What's more, throwing overhand allows for more sophisticated breaking pitches. "Your curveball with the underhand or sidearm delivery tends to be the schoolboy curve, which any Little Leaguer can throw. It breaks laterally, not down," Thorn explains. "At the collegiate and Minor League and Major League level, curveballs break in two directions—both laterally and down."
If early pitchers knew a higher delivery granted them a competitive edge and that in practice it adds an extra dimension to your curveball, then we have arrived at our first question: why does anyone bother to still pitch submarine style?
A quick word on submarine pitching, although I have been using it interchangeably with "underhand": there is actually a slight difference in the modern version. Submarine pitchers lean their whole upper body down towards the ground but keep their hand typically on top of the ball. This is in opposition to softball underhand in which the ball is lobbed while remaining upright.
Back to the question at hand. For the most part, this has to do with the fact that, these days, almost all submarine pitchers are relievers. "As a relief pitcher, you have the tremendous advantage of five or six innings of having been thrown to conventionally by someone else so your new-fangled delivery is quite a change and it’s very hard to adjust to," Thorn explains. So what used to be the only style of pitching has now become valuable in its rarity. Try to throw that way to the same lineup more than once a game and big league batters will quickly learn to take advantage of the one-dimensional break.
But Thorn makes another claim, that "underhand is much less strain." A bold statement in a era when pitch counts drive starters from the game ever earlier and Tommy John surgery sidelines pitchers for full seasons. So let's unpack that.
I reached out to Glenn S. Fleisig, Ph.D., the Research Director at the American Sports Medicine Institute. He explains that when throwing at the same speed, say 80 miles per hour, underhand and overhand throwing put roughly the same amount of force on the shoulder and elbow joints. But submarine pitchers and traditional pitchers don't typically throw the same speed at the Major League level.

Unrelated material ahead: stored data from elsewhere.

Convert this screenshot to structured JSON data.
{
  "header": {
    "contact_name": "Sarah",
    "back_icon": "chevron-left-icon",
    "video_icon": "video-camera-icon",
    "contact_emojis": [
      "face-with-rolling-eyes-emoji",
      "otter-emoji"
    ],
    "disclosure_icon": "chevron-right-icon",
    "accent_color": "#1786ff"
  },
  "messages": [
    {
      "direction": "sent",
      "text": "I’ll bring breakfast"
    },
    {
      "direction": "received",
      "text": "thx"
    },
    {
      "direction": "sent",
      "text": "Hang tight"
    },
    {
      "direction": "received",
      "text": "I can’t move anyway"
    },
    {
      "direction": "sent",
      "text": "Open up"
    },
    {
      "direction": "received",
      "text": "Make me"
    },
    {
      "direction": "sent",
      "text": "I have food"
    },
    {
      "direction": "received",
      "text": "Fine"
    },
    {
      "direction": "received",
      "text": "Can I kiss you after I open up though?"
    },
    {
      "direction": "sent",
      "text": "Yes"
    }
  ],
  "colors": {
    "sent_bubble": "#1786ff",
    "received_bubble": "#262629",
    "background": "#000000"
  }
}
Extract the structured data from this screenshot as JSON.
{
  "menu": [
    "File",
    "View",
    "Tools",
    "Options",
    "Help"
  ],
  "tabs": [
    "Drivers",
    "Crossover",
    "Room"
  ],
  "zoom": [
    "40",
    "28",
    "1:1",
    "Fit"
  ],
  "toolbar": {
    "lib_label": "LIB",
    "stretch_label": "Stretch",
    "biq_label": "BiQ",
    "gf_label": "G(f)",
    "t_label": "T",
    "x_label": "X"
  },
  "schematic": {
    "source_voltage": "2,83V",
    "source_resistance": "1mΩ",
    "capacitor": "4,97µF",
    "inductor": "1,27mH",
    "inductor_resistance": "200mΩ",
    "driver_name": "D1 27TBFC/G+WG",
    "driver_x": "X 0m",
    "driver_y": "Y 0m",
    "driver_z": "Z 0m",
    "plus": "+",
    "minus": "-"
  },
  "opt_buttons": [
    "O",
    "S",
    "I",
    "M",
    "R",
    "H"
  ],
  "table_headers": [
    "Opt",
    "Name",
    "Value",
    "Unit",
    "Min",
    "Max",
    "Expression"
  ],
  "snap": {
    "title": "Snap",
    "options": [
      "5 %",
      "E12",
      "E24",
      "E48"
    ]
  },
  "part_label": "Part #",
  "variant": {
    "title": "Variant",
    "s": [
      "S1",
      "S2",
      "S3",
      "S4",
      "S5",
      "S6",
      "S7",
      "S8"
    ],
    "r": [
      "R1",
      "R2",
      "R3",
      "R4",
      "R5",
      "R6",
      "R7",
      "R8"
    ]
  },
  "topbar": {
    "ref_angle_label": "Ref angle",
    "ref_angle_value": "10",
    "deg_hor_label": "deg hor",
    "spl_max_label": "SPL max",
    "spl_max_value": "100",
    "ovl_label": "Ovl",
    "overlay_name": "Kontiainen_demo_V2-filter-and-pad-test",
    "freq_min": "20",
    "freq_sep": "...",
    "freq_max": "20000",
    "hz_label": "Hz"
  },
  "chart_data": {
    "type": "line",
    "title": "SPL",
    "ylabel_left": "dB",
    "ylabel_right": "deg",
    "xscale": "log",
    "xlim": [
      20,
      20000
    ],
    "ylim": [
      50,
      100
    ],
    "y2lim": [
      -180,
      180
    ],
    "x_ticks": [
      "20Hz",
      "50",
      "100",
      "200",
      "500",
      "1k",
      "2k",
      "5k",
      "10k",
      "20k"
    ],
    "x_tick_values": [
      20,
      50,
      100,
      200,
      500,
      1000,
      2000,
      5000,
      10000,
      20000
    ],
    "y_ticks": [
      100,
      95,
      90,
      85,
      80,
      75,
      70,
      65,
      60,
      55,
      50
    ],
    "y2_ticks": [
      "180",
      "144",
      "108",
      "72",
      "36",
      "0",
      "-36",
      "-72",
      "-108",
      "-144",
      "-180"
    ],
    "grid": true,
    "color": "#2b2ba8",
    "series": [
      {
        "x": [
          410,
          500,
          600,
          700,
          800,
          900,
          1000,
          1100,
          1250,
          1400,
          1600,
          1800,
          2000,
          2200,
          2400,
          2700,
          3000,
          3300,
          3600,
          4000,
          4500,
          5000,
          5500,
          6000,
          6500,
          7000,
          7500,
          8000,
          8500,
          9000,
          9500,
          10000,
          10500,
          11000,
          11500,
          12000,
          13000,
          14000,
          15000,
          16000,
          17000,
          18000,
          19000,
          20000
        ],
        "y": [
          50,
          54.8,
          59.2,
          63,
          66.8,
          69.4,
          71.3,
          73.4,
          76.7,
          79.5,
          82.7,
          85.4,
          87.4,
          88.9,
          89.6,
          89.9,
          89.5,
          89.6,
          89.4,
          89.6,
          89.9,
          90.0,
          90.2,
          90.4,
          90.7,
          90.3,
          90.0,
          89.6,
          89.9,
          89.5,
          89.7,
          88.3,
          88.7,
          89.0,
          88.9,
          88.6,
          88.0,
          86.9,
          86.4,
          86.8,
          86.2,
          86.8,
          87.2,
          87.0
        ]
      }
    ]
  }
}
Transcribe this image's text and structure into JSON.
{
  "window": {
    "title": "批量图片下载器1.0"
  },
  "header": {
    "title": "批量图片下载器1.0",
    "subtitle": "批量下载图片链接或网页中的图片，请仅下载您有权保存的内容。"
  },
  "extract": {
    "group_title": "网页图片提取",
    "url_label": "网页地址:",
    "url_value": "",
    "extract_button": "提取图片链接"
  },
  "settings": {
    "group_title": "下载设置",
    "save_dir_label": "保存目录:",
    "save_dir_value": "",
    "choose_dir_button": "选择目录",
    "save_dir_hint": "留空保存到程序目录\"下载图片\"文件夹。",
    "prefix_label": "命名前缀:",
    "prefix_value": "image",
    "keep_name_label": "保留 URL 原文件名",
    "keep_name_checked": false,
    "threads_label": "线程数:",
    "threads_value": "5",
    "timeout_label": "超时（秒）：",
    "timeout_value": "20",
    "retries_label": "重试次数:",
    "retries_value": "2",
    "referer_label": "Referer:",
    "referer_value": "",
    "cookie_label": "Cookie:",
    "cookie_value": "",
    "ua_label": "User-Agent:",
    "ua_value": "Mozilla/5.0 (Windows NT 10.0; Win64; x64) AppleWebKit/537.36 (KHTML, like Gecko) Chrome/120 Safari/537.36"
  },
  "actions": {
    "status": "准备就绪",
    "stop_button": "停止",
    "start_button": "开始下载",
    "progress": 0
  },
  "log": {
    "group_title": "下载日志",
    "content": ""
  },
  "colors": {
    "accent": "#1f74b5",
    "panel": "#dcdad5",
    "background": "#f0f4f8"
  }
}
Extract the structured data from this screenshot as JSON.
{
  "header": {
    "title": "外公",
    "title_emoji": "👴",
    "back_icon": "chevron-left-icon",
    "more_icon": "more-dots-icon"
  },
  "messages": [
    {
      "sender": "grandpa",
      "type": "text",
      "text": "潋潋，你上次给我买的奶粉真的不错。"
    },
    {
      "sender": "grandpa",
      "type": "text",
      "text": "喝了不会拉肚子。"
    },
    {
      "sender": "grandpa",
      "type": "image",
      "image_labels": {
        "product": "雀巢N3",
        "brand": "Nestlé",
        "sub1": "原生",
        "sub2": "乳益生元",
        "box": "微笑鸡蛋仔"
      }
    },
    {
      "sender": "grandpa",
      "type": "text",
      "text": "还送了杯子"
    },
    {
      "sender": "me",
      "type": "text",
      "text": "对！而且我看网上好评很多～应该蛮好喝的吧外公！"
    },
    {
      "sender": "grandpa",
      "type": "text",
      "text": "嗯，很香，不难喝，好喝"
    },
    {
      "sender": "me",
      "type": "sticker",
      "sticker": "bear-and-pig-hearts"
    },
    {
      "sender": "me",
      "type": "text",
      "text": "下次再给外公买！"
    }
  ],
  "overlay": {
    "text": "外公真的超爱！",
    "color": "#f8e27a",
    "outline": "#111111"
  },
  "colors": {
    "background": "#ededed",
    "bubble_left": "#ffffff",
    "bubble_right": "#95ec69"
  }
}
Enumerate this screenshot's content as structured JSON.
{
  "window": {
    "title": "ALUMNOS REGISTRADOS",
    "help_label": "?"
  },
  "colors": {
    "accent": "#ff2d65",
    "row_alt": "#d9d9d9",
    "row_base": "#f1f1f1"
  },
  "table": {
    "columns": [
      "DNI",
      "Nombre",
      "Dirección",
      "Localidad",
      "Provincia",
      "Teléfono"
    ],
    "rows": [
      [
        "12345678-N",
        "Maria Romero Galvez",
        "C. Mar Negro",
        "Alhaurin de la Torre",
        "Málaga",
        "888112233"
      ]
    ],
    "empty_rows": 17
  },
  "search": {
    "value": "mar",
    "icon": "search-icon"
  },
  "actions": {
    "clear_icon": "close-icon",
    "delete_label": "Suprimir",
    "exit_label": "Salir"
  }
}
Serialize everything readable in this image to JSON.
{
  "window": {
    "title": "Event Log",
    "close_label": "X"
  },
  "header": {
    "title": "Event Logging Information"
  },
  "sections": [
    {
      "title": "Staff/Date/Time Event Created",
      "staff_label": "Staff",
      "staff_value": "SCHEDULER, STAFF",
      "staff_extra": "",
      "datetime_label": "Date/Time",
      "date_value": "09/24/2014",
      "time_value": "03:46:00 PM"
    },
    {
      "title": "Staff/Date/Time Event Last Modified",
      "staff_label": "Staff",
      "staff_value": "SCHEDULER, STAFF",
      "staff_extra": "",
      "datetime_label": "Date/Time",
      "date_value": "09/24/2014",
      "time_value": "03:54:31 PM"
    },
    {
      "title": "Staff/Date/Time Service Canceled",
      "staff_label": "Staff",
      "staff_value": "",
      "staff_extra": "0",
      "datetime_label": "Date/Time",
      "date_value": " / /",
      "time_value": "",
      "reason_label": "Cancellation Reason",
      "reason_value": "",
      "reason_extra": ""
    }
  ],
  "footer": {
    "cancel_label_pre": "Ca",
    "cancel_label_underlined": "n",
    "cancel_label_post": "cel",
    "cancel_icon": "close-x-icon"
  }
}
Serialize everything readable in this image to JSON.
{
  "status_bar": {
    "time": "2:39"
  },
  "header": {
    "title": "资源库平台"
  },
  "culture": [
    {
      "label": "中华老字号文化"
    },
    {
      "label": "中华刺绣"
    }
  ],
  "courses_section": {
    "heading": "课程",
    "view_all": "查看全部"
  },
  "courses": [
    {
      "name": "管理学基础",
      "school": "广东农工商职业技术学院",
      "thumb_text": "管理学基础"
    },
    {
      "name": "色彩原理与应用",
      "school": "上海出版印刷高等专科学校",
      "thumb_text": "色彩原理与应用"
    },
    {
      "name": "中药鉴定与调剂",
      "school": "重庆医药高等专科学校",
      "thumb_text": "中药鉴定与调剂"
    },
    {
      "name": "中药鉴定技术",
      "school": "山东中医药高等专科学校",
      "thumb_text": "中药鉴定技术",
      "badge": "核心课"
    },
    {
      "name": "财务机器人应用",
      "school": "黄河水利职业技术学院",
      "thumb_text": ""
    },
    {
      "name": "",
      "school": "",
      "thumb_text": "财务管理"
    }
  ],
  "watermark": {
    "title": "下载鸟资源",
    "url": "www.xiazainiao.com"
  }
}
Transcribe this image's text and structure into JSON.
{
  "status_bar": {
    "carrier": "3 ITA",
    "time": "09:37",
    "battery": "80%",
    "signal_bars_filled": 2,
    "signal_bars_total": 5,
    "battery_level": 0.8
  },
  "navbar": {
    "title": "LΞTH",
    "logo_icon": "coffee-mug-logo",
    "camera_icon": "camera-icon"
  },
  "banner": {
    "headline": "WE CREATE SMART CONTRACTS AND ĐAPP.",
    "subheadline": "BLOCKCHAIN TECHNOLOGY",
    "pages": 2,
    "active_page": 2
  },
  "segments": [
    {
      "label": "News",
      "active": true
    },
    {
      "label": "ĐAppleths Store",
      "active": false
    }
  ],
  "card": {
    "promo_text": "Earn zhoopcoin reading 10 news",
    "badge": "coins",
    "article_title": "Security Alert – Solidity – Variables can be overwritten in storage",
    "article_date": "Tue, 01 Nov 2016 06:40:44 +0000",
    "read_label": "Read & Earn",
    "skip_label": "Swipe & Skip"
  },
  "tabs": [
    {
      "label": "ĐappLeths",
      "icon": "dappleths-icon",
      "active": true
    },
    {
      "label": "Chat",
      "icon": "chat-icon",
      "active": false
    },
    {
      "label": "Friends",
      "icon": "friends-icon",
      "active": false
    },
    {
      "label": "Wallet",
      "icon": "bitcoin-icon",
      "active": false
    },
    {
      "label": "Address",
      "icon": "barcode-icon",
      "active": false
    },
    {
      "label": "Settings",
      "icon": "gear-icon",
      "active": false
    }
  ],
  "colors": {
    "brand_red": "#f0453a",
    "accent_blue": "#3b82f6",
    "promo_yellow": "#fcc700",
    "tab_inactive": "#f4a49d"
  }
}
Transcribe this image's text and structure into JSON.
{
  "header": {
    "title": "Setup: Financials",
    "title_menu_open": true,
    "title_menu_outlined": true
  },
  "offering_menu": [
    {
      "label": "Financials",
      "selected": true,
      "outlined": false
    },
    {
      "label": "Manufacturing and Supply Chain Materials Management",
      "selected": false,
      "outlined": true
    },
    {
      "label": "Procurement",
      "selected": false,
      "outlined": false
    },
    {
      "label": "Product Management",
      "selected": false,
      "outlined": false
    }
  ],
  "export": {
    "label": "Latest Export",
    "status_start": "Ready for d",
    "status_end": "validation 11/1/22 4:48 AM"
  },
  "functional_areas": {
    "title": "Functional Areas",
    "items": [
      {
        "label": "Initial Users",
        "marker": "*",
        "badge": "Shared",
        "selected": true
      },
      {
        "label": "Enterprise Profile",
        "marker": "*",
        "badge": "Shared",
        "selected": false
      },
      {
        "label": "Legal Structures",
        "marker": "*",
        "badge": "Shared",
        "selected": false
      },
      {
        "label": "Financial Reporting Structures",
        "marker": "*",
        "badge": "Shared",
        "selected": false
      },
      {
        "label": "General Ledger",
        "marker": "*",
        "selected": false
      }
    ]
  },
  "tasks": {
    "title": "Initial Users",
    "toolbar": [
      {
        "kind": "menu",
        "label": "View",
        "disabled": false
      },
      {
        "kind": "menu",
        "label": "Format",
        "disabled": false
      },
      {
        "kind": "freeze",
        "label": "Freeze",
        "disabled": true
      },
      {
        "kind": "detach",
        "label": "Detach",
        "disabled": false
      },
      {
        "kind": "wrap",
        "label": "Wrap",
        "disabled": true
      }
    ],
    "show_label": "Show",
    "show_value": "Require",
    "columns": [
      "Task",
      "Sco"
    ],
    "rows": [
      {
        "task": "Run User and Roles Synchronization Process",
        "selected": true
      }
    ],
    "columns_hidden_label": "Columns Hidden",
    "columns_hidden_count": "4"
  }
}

"I would say the average fastball pitcher has more force on his arm than the average sidearm pitcher in Major League Baseball, because the average overhand pitcher is throwing with more velocity," Dr. Fleisig says. But there is an important distinction between causation and correlation to be made here. "[Submariners are] throwing less hard not because sidearm is a less hard thing but because they were guys who threw less hard from over the top."
Back to Thorn to elaborate: "In many cases, these are pitchers who hurt their arms, or don’t have great fastballs so they needed something to draw the attention of scouts." And otherwise, "If a pitcher has real ability as an 11- or 12-year-old his coaches will dissuade him from throwing sidearm."
And now we're ready to tackle those Big Questions succinctly:
Why do some pitchers throw submarine style?
Because it allows struggling or injured pitchers to reinvent themselves as a valuable commodity out of the bullpen by allowing an unusual delivery to disrupt the batter's timing of the ball.
Why don't more pitchers try it?
It renders one of your pitches far too hittable for you to be a starter and, culturally, talented kids are pushed in the direction of conventional throwing to best capitalize on their athleticism.